Mo Bei (Godfrey Gao) is the hotshot lawyer who specializes in commercial law. Once lovers in university, Mo Bei and Mo Xiangwan have not seen each other in ten years. Their paths cross as Mo Bei moves back to Shanghai in hopes of reuniting with Mo Xiangwan.

Despite her stature, Mo Xiangwan suffers multiple crises as the staff at her company Qili plot to take her position. Because of a strategic mistake, Mo Xiangwan loses her artists and ultimately resigns. She learns many things in the process of finding herself as she reclaims her road to success.

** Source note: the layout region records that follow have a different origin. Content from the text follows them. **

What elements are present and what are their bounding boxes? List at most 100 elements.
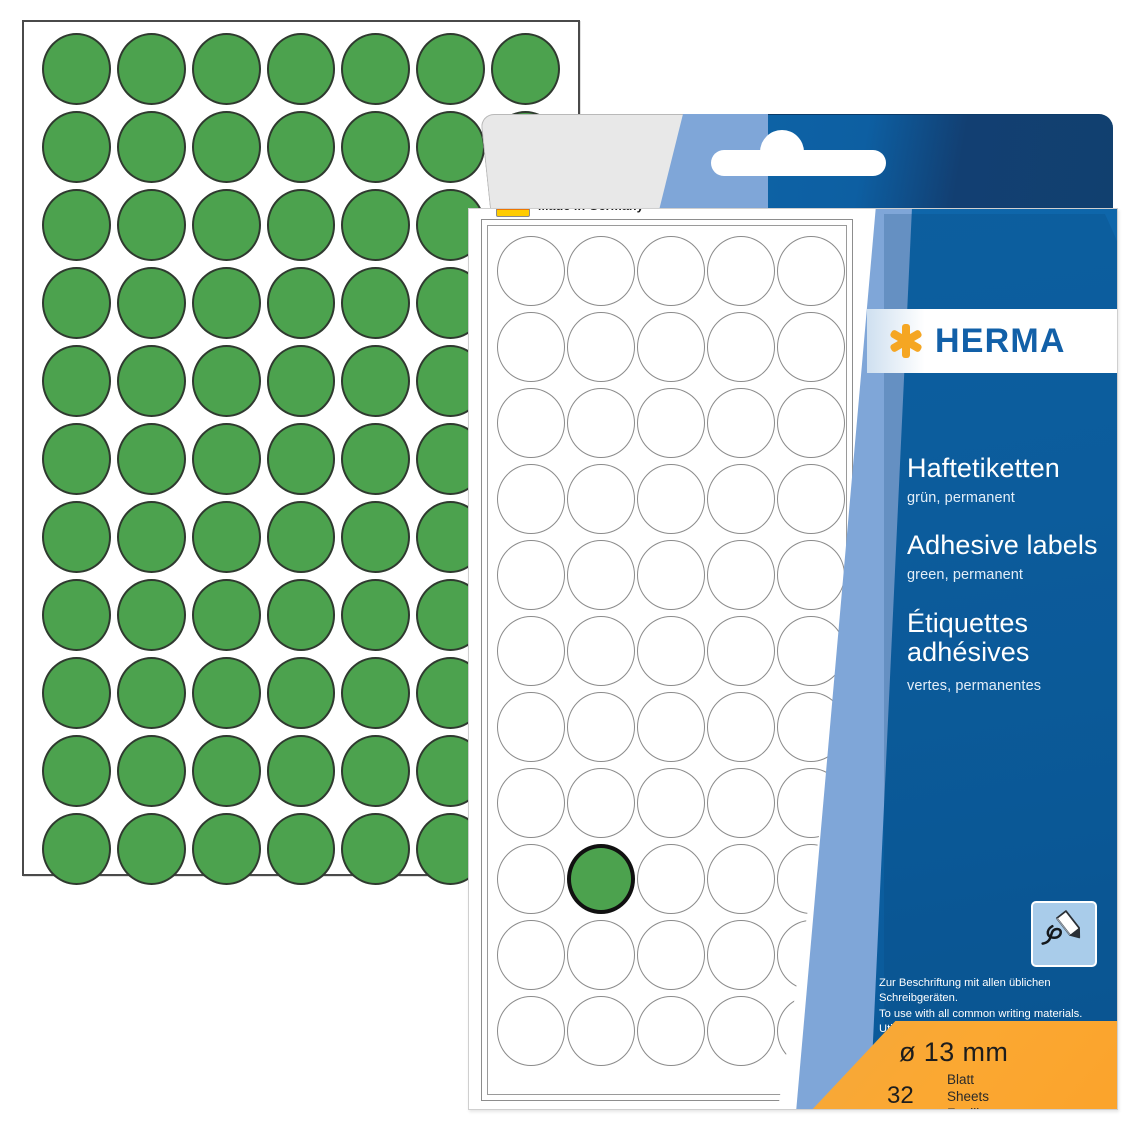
asterisk-icon	[889, 324, 923, 358]
blank-label-dot	[497, 312, 565, 382]
blank-label-dot	[707, 312, 775, 382]
green-label-dot	[191, 267, 261, 339]
blank-label-dot	[637, 616, 705, 686]
blank-label-dot	[567, 996, 635, 1066]
front-label-row	[497, 692, 847, 768]
blank-label-dot	[567, 236, 635, 306]
blank-label-dot	[637, 692, 705, 762]
blank-label-dot	[567, 920, 635, 990]
green-label-dot	[191, 423, 261, 495]
green-label-dot	[42, 813, 111, 885]
front-label-row	[497, 540, 847, 616]
green-label-dot	[191, 33, 261, 105]
green-label-dot	[341, 423, 411, 495]
back-label-row	[42, 345, 566, 423]
green-label-dot	[266, 189, 336, 261]
green-label-dot	[191, 657, 261, 729]
subtitle-french: vertes, permanentes	[907, 678, 1042, 694]
green-label-dot	[266, 579, 336, 651]
subtitle-german: grün, permanent	[907, 490, 1015, 506]
front-label-sheet: Made in Germany	[481, 209, 853, 1101]
product-package: Made in Germany HERMA Haftetiketten grün…	[468, 110, 1118, 1110]
title-french: Étiquettes adhésives	[907, 608, 1030, 668]
german-flag-icon	[496, 209, 530, 217]
blank-label-dot	[637, 540, 705, 610]
blank-label-dot	[707, 996, 775, 1066]
green-label-dot	[341, 735, 411, 807]
blank-label-dot	[777, 464, 845, 534]
blank-label-dot	[707, 844, 776, 914]
green-label-dot	[266, 345, 336, 417]
front-label-row	[497, 844, 847, 920]
made-in-germany-badge: Made in Germany	[496, 209, 650, 218]
green-label-dot	[266, 267, 336, 339]
blank-label-dot	[497, 464, 565, 534]
green-label-dot	[266, 111, 336, 183]
front-label-row	[497, 312, 847, 388]
sheets-label-fr: Feuilles	[947, 1105, 994, 1109]
pen-writing-icon	[1031, 901, 1097, 967]
front-label-row	[497, 236, 847, 312]
green-label-dot	[42, 345, 111, 417]
blank-label-dot	[497, 996, 565, 1066]
front-label-row	[497, 464, 847, 540]
blank-label-dot	[567, 388, 635, 458]
title-english: Adhesive labels	[907, 530, 1098, 560]
made-in-germany-label: Made in Germany	[538, 209, 644, 213]
blank-label-dot	[637, 920, 705, 990]
blank-label-dot	[567, 540, 635, 610]
blank-label-dot	[497, 692, 565, 762]
front-label-row	[497, 768, 847, 844]
green-label-dot	[42, 33, 111, 105]
blank-label-dot	[777, 388, 845, 458]
green-label-dot	[266, 33, 336, 105]
front-label-row	[497, 616, 847, 692]
green-label-dot	[266, 423, 336, 495]
front-label-row	[497, 388, 847, 464]
sheets-label-en: Sheets	[947, 1089, 990, 1104]
green-label-dot	[42, 501, 111, 573]
sheets-count: 32	[887, 1082, 914, 1109]
green-label-dot	[491, 33, 561, 105]
blank-label-dot	[637, 312, 705, 382]
green-label-dot	[191, 579, 261, 651]
green-label-dot	[116, 657, 186, 729]
herma-logo-bar: HERMA	[867, 309, 1117, 373]
green-label-dot	[416, 33, 486, 105]
subtitle-english: green, permanent	[907, 567, 1024, 583]
blank-label-dot	[637, 236, 705, 306]
green-label-dot	[116, 267, 186, 339]
blank-label-dot	[637, 996, 705, 1066]
front-label-grid	[497, 236, 847, 1072]
euro-hang-slot	[711, 150, 886, 176]
green-label-dot	[42, 111, 111, 183]
blank-label-dot	[497, 616, 565, 686]
green-label-dot	[341, 111, 411, 183]
green-label-dot	[116, 189, 186, 261]
green-label-dot	[116, 579, 186, 651]
green-label-dot	[341, 345, 411, 417]
blank-label-dot	[497, 768, 565, 838]
blank-label-dot	[707, 768, 775, 838]
back-label-row	[42, 33, 566, 111]
package-header-tab	[468, 110, 1118, 220]
title-french-line2: adhésives	[907, 637, 1030, 668]
blank-label-dot	[567, 616, 635, 686]
blank-label-dot	[707, 692, 775, 762]
green-label-dot	[341, 189, 411, 261]
green-label-dot	[341, 267, 411, 339]
green-label-dot	[191, 111, 261, 183]
usage-note-de: Zur Beschriftung mit allen üblichen Schr…	[879, 977, 1051, 1005]
green-label-dot	[266, 657, 336, 729]
blank-label-dot	[567, 464, 635, 534]
green-label-dot	[42, 267, 111, 339]
blank-label-dot	[637, 844, 706, 914]
blank-label-dot	[707, 236, 775, 306]
blank-label-dot	[497, 388, 565, 458]
blank-label-dot	[497, 236, 565, 306]
blank-label-dot	[777, 540, 845, 610]
title-french-line1: Étiquettes	[907, 608, 1029, 638]
green-label-dot	[42, 423, 111, 495]
green-label-dot	[42, 579, 111, 651]
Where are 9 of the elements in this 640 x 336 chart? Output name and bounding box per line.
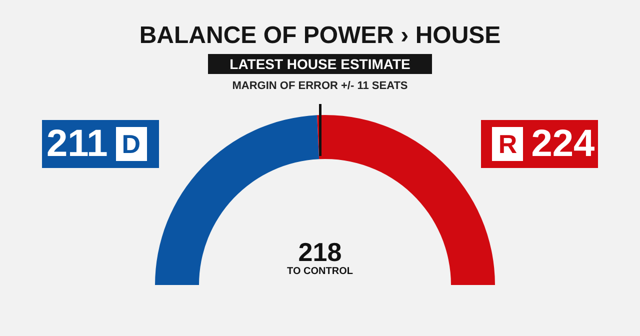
chart-subtitle: LATEST HOUSE ESTIMATE <box>208 54 432 74</box>
data-label: 224 <box>531 122 595 166</box>
chart-title: BALANCE OF POWER › HOUSE <box>138 22 502 50</box>
text: TO CONTROL <box>286 266 354 277</box>
text: 218 <box>297 237 343 267</box>
text: MARGIN OF ERROR +/- 11 SEATS <box>231 80 409 92</box>
data-label: 211 <box>46 122 108 166</box>
slice-label: R <box>492 127 524 161</box>
slice-label: D <box>116 127 147 161</box>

Through her encounters, Mo Xiangwan begins to appreciate the ingenuity and passion actors have for their work. She overhauls her methods and decides to focus on making good projects. Amid the endless conflicts of interest and passions... who will be the ultimate winner in the battle?

== Cast ==
- Qin Lan as Mo Xiangwan
  - An assertive, resourceful and collected agent director of Qili Culture. While she is strict and ambitious, she is extremely protective and dedicated to her artists. She grows to have an understanding for her artists' work and adapts to their needs. She later sets up her own agency Qingyuan Entertainment.
- Godfrey Gao as Mo Bei
  - Lawyer of LSM Firm. An expert in Civil and Commercial Law. A morally upright person who sticks firmly to his principles. He feels guilty for Mo Xiangwan's father's imprisonment and returns to Shanghai after ten years hoping to reconcile with Mo Xiangwan.
- Wang Ziyi as Xu Ling
  - Artist of Qili Culture. He is hardworking but feels inferior to Lin Xiang as an artist and wants to prove himself. He chooses to leave for rival agency Fei Xiang Entertainment due to his feelings for Mo Xiangwan.
- Wang Yaoqing as Yu Jiang
  - CEO of Qili Culture. Originally partners with Mo Xiangwan in starting Qili Culture, he becomes a worrisome, unscrupulous businessman as Qili Culture begins to collapse after multiple scandals.
- Kara Hui as Ruan Li Hua
  - An award-winning actress who retired from the industry. First artist managed by Mo Xiangwan. She comes out of retirement with the help of Mo Xiangwan after a financial crisis.
- Guo Xiaoting as Lin Xiang
  - Artist of Qili Culture. A temperamental woman, she is one of the most famous artists in the industry with a large fan base but spirals into depression as fame takes a toll.
- Zhang Yanyan as Zhu He
  - Ex-wife of Yu Jiang and shareholder of Qili Culture. She sees Mo Xiangwan as a threat and works with Zhudi Chen to remove her.
- Li Qian as Zhudi (Judy) Chen
  - Agent of Qili Culture. She sees Mo Xiangwan as her rival and takes her place as agent director.
- Peng Bo as Hao Mai
  - Agent director of Fan Xiang Entertainment. Rival of Mo Xiangwan. Luo Feng's manager.
- Wang Zirui as Luo Feng
  - Artist of Fan Xiang Entertainment. A famous actor and Lin Xiang's ex-boyfriend.
- Zhang Xianzi as Guan Xian
  - Boss of More Beautiful Bar, Mo Xiangwan's Good friend

== Spin-off ==
Six new scenes taking place after the events of the series were released under the name We Are All Alone: Not Alone (怪你过分美丽番外) on July 8, 2020, one week after the final episode aired. The first four scenes are about the married life of Mo Xiangwan (Qin Lan) and Mo Bei (Godfrey Gao) with their son Mo Fei. Another scene features a defeated Yu Jiang (Wang Yaoqing) imagining Mo Xiangwan visiting him at his company Qili. The final scene offers an alternate ending with Mo Xiangwan and Mo Bei visiting Lin Xiang (Guo Xiaoting) in an institution.